Era molto ambizioso, si è smarcato dalle origini umili. «Ma proprio perché veniva dal popolo ha dovuto lottare per ogni conquista. Nel Dopoguerra ha trovato una propria identità offrendone una anche al suo Paese, con la creazione della Ferrari: questa è almeno la mia visione. È rimasto attento ai suoi dipendenti, tant’è che non facevano mai sciopero. Era empatico pur essendo uno che voleva vincere a tutti i costi, perciò faceva pressione sui piloti, cercava di tirarne fuori il massimo della grinta».

Anche lei è competitivo? «Oh sì! Sono uno che punta a vincere. Ho rinunciato alle corse solo per la famiglia (nel 2015 la moglie aveva chiesto il divorzio, ma l’anno successivo si sono riappacificati, ndr). Mi ero ripromesso di smettere nel 2015, anche se lo vivevo come un sacrificio enorme, la rinuncia a una parte fondamentale di me: puoi sentirti morire se neghi le spinte che hai dentro, però bisogna anche essere capaci di accettare i cambiamenti».

La famiglia si è rivelata più importante? «Mi sono reso conto del sacrificio che ho chiesto loro e della paura che avevano quando correvo: alla fine di ogni gara aspettavano il mio messaggio… A un certo punto non ho più potuto giustificare quella passione neppure a me stesso. Mi mancava il tempo con mia moglie, con i miei figli, continuavo a pensare: “Che ci faccio qui?”. Ora ho la mia squadra, le mie Porsche e le auto vintage, ma a 57 anni non ha più senso scendere in pista. Con il senno di poi, forse, avrei dovuto fare il pilota anziché l’attore!».

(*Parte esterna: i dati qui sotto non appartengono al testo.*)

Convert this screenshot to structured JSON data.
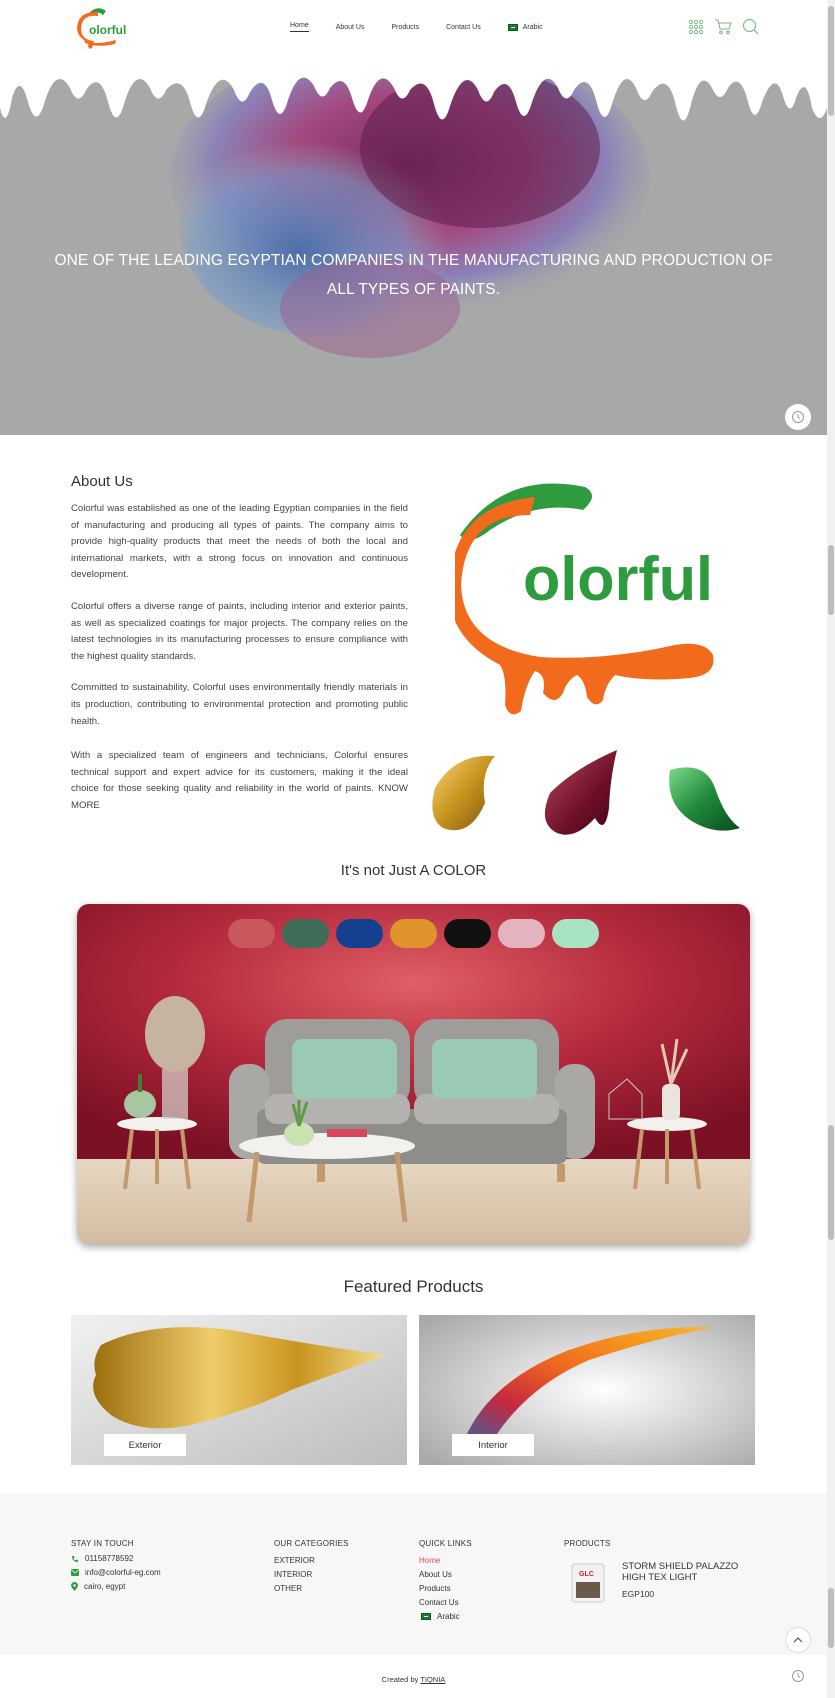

E perché non ci ha provato? «Perché da ragazzo avevo un’altra sfida da vincere. Faticavo a scuola per la dislessia, leggere era un’impresa. Fare l’attore, studiare un copione, significava riaprire quella ferita ma anche imparare a guarirla, trovare una strategia per uscirne. Per questo non mi sono mai sentito sicuro delle mie capacità attoriali, per quanto sia di per sé un mestiere che ti rende necessariamente vulnerabile: sei sempre esposto al giudizio degli altri».

Ha avuto un grande successo, e non solo come sex symbol di Grey’s Anatomy. Ha girato commedie molto amate come Bridget Jones’s Baby e film d’autore come Thanksgiving e Ferrari. Che cosa si augura per il futuro? «Di avere altri progetti ad alto contenuto artistico. Di godermi il viaggio, che è più importante della meta. Di vivere appieno il presente, qui e ora, soprattutto in questa che è l’era della distrazione, degli smartphone che ci strappano ogni concentrazione».

Pensa di aver trasmesso le sue passioni ai figli? «Sì e no. Di sicuro cercano di uscire dalla mia ombra stando lontani da Hollywood. I gemelli sono molto sportivi, uno ama le corse come me, l’altro il football ma anche l’arte e il design. Talula, invece, è una pasticciera. Mi piace che cerchino la loro identità e inseguano i loro, di sogni».